2017 jährt sich die Reformation zum 500. Mal. Die evangelische Kirche weltweit erinnert an ihren Reformator Martin Luther mit zahlreichen kirchlichen und kulturellen Veranstaltungen. Auch beim Sachsentreffen in Hermannstadt wird das „Lutherjahr 2017“ mit einer gemeinsamen Großveranstaltung gebührend gefeiert. „Der Reformation verdanken wir unsere Identität“, sagt Reinhart Guib, Bischof der Evangelischen Kirche A.B. in Rumänien, im DW-Interview.

DW: Herr Bischof, wie wichtig war die Reformation für die Siebenbürger Sachsen?

Bischof Guib: Die Reformation war für die Siebenbürger Sachsen der wichtigste Schritt in ihrer bisherigen Geschichte, der zu einer Gemeinschaft als Volk und Kirche geführt hat, die auch heute über die Grenzen im gemeinsamen Europa Bestand hat. Der Reformation verdanken wir unsere Identität, d.h. die gemeinsame Muttersprache, die Bildung und das Schulwesen, die reiche kirchenmusikalische Tradition, die Diakonie, das Mitentscheiden und Mitarbeiten der Laien, den von menschlichen Zwängen befreiten Glauben an den gnädigen Gott, den Segen des Pfarrhauses, die Gesprächsbereitschaft über Leben und Glauben mit Andersdenkenden und -glaubenden.

DW: „Kirche wandert nicht aus”, haben Ihre Vorgänger immer wieder beteuert – sowohl in den schwierigen Zeiten der kommunistischen Diktatur, als auch und vor allem nach der Wende, als der massive Exodus der Siebenbürger Sachsen einsetzte. Wie sehen Sie die Zukunft Ihrer Kirche heute? Gibt es eine Zukunft? Oder besteht die Aufgabe der Kirche heute nur noch darin, dass der Nachlass geordnet wird, vor dem Ausklang der jahrhundertealten Geschichte der Siebenbürger Sachsen (vor dem Exitus letalis, wie es manchmal heißt)?

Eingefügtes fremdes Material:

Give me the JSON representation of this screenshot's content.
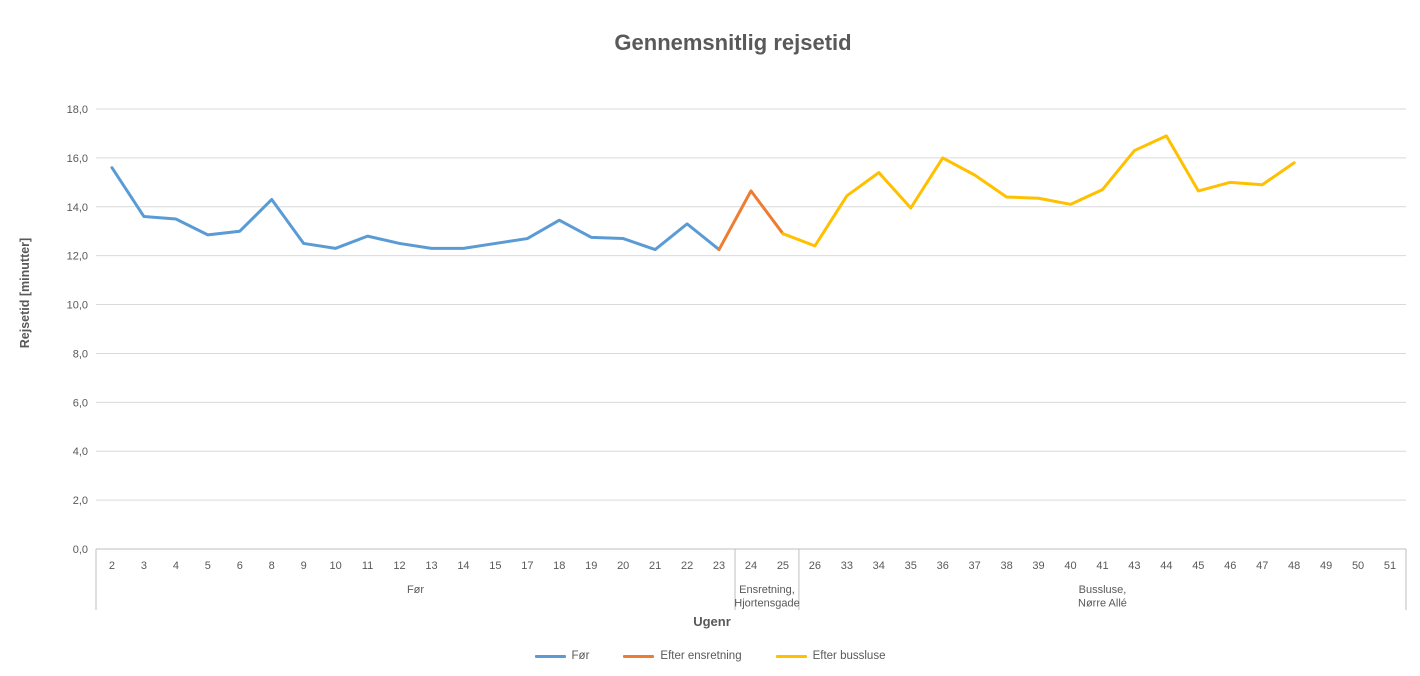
{
  "chart_data": {
    "type": "line",
    "title": "Gennemsnitlig rejsetid",
    "xlabel": "Ugenr",
    "ylabel": "Rejsetid [minutter]",
    "ylim": [
      0,
      18
    ],
    "y_tick_step": 2,
    "y_tick_labels": [
      "0,0",
      "2,0",
      "4,0",
      "6,0",
      "8,0",
      "10,0",
      "12,0",
      "14,0",
      "16,0",
      "18,0"
    ],
    "grid": "horizontal",
    "legend_position": "bottom",
    "categories": [
      "2",
      "3",
      "4",
      "5",
      "6",
      "8",
      "9",
      "10",
      "11",
      "12",
      "13",
      "14",
      "15",
      "17",
      "18",
      "19",
      "20",
      "21",
      "22",
      "23",
      "24",
      "25",
      "26",
      "33",
      "34",
      "35",
      "36",
      "37",
      "38",
      "39",
      "40",
      "41",
      "43",
      "44",
      "45",
      "46",
      "47",
      "48",
      "49",
      "50",
      "51"
    ],
    "groups": [
      {
        "lines": [
          "Før"
        ],
        "start": "2",
        "end": "23"
      },
      {
        "lines": [
          "Ensretning,",
          "Hjortensgade"
        ],
        "start": "24",
        "end": "25"
      },
      {
        "lines": [
          "Bussluse,",
          "Nørre Allé"
        ],
        "start": "26",
        "end": "51"
      }
    ],
    "series": [
      {
        "name": "Før",
        "color": "#5B9BD5",
        "weeks": [
          "2",
          "3",
          "4",
          "5",
          "6",
          "8",
          "9",
          "10",
          "11",
          "12",
          "13",
          "14",
          "15",
          "17",
          "18",
          "19",
          "20",
          "21",
          "22",
          "23"
        ],
        "values": [
          15.6,
          13.6,
          13.5,
          12.85,
          13.0,
          14.3,
          12.5,
          12.3,
          12.8,
          12.5,
          12.3,
          12.3,
          12.5,
          12.7,
          13.45,
          12.75,
          12.7,
          12.25,
          13.3,
          12.25
        ]
      },
      {
        "name": "Efter ensretning",
        "color": "#ED7D31",
        "weeks": [
          "23",
          "24",
          "25"
        ],
        "values": [
          12.25,
          14.65,
          12.9
        ]
      },
      {
        "name": "Efter bussluse",
        "color": "#FFC000",
        "weeks": [
          "25",
          "26",
          "33",
          "34",
          "35",
          "36",
          "37",
          "38",
          "39",
          "40",
          "41",
          "43",
          "44",
          "45",
          "46",
          "47",
          "48"
        ],
        "values": [
          12.9,
          12.4,
          14.45,
          15.4,
          13.95,
          16.0,
          15.3,
          14.4,
          14.35,
          14.1,
          14.7,
          16.3,
          16.9,
          14.65,
          15.0,
          14.9,
          15.8
        ]
      }
    ],
    "colors": {
      "gridline": "#D9D9D9",
      "axis_line": "#BFBFBF",
      "tick_text": "#595959",
      "title_text": "#595959"
    }
  }
}
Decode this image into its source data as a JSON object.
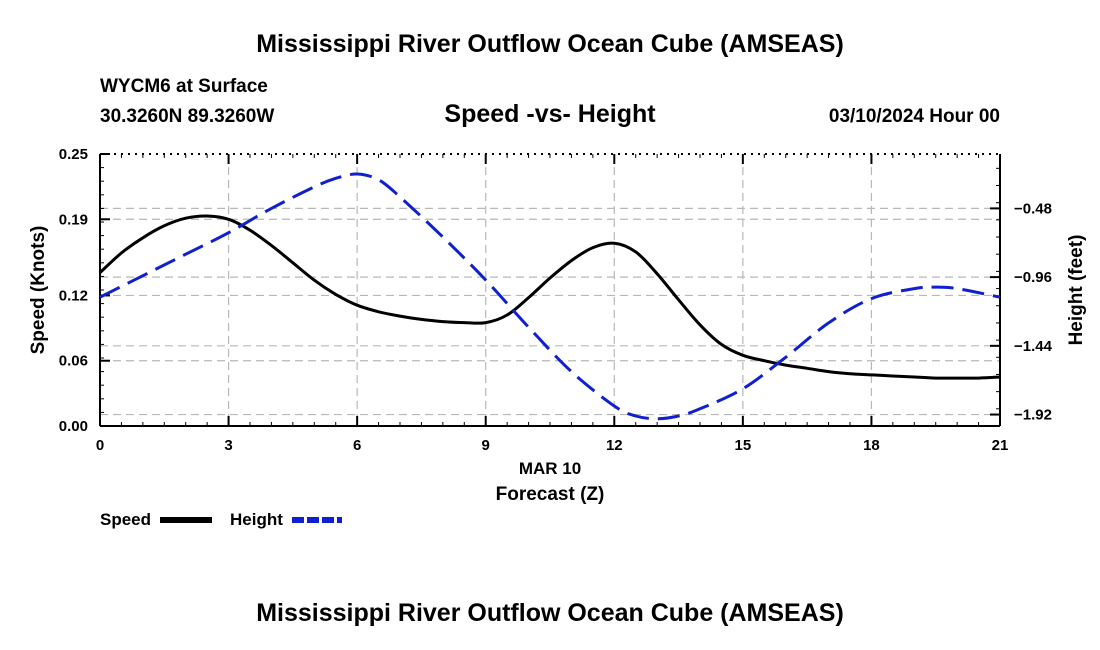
{
  "header": {
    "title": "Mississippi River Outflow Ocean Cube (AMSEAS)",
    "station": "WYCM6 at Surface",
    "coordinates": "30.3260N  89.3260W",
    "subtitle": "Speed -vs- Height",
    "datetime": "03/10/2024 Hour 00"
  },
  "footer": {
    "title": "Mississippi River Outflow Ocean Cube (AMSEAS)"
  },
  "colors": {
    "speed": "#000000",
    "height": "#1020d0",
    "grid": "#b8b8b8"
  },
  "chart_data": {
    "type": "line",
    "title": "Speed -vs- Height",
    "xlabel": "Forecast (Z)",
    "xlabel_date": "MAR 10",
    "ylabel": "Speed (Knots)",
    "y2label": "Height (feet)",
    "xlim": [
      0,
      21
    ],
    "ylim": [
      0,
      0.25
    ],
    "y2lim": [
      -2.0,
      -0.1
    ],
    "xticks": [
      0,
      3,
      6,
      9,
      12,
      15,
      18,
      21
    ],
    "yticks": [
      0.0,
      0.06,
      0.12,
      0.19,
      0.25
    ],
    "ytick_labels": [
      "0.00",
      "0.06",
      "0.12",
      "0.19",
      "0.25"
    ],
    "y2ticks": [
      -1.92,
      -1.44,
      -0.96,
      -0.48
    ],
    "y2tick_labels": [
      "−1.92",
      "−1.44",
      "−0.96",
      "−0.48"
    ],
    "grid": true,
    "legend": [
      "Speed",
      "Height"
    ],
    "series": [
      {
        "name": "Speed",
        "axis": "left",
        "style": "solid",
        "x": [
          0,
          0.5,
          1,
          1.5,
          2,
          2.5,
          3,
          3.5,
          4,
          4.5,
          5,
          5.5,
          6,
          6.5,
          7,
          7.5,
          8,
          8.5,
          9,
          9.5,
          10,
          10.5,
          11,
          11.5,
          12,
          12.5,
          13,
          13.5,
          14,
          14.5,
          15,
          15.5,
          16,
          16.5,
          17,
          17.5,
          18,
          18.5,
          19,
          19.5,
          20,
          20.5,
          21
        ],
        "values": [
          0.141,
          0.159,
          0.173,
          0.184,
          0.191,
          0.193,
          0.19,
          0.18,
          0.166,
          0.15,
          0.134,
          0.121,
          0.111,
          0.105,
          0.101,
          0.098,
          0.096,
          0.095,
          0.095,
          0.102,
          0.118,
          0.136,
          0.152,
          0.164,
          0.168,
          0.16,
          0.14,
          0.116,
          0.093,
          0.075,
          0.065,
          0.06,
          0.056,
          0.053,
          0.05,
          0.048,
          0.047,
          0.046,
          0.045,
          0.044,
          0.044,
          0.044,
          0.045
        ]
      },
      {
        "name": "Height",
        "axis": "right",
        "style": "dashed",
        "x": [
          0,
          1,
          2,
          3,
          4,
          5,
          5.5,
          6,
          6.5,
          7,
          8,
          9,
          10,
          11,
          12,
          12.5,
          13,
          13.5,
          14,
          15,
          16,
          17,
          18,
          19,
          19.5,
          20,
          21
        ],
        "values": [
          -1.1,
          -0.95,
          -0.8,
          -0.65,
          -0.48,
          -0.33,
          -0.27,
          -0.24,
          -0.28,
          -0.4,
          -0.68,
          -0.98,
          -1.31,
          -1.62,
          -1.86,
          -1.93,
          -1.95,
          -1.93,
          -1.88,
          -1.74,
          -1.52,
          -1.28,
          -1.11,
          -1.04,
          -1.03,
          -1.04,
          -1.1
        ]
      }
    ]
  }
}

Bischof Guib: Kirche ist überall dort, wo glaubende Menschen sind. Das ist für Siebenbürgen und Rumänien wie für Deutschland gültig. Die Evangelische Kirche A.B. in Rumänien, auch heute Kirche der Siebenbürger Sachsen, aber nicht nur, hat eine Zukunft bei Gott und geschichtlich auch. Gewiss, manche Bräuche gehen verloren, Orte gehen ein und Gemeinden sterben aus. Davor verschließen wir gerade nicht die Augen. Unter dem Motto „aus Glauben Leben in Gemeinschaft gestalten” sind wir längst über das Jammern über den Exodus hinausgewachsen und gestalten die Zukunft: Wir öffnen unsere Kirchen und haben einen Gottesdienst- und Kirchenbesuch wie nie zuvor.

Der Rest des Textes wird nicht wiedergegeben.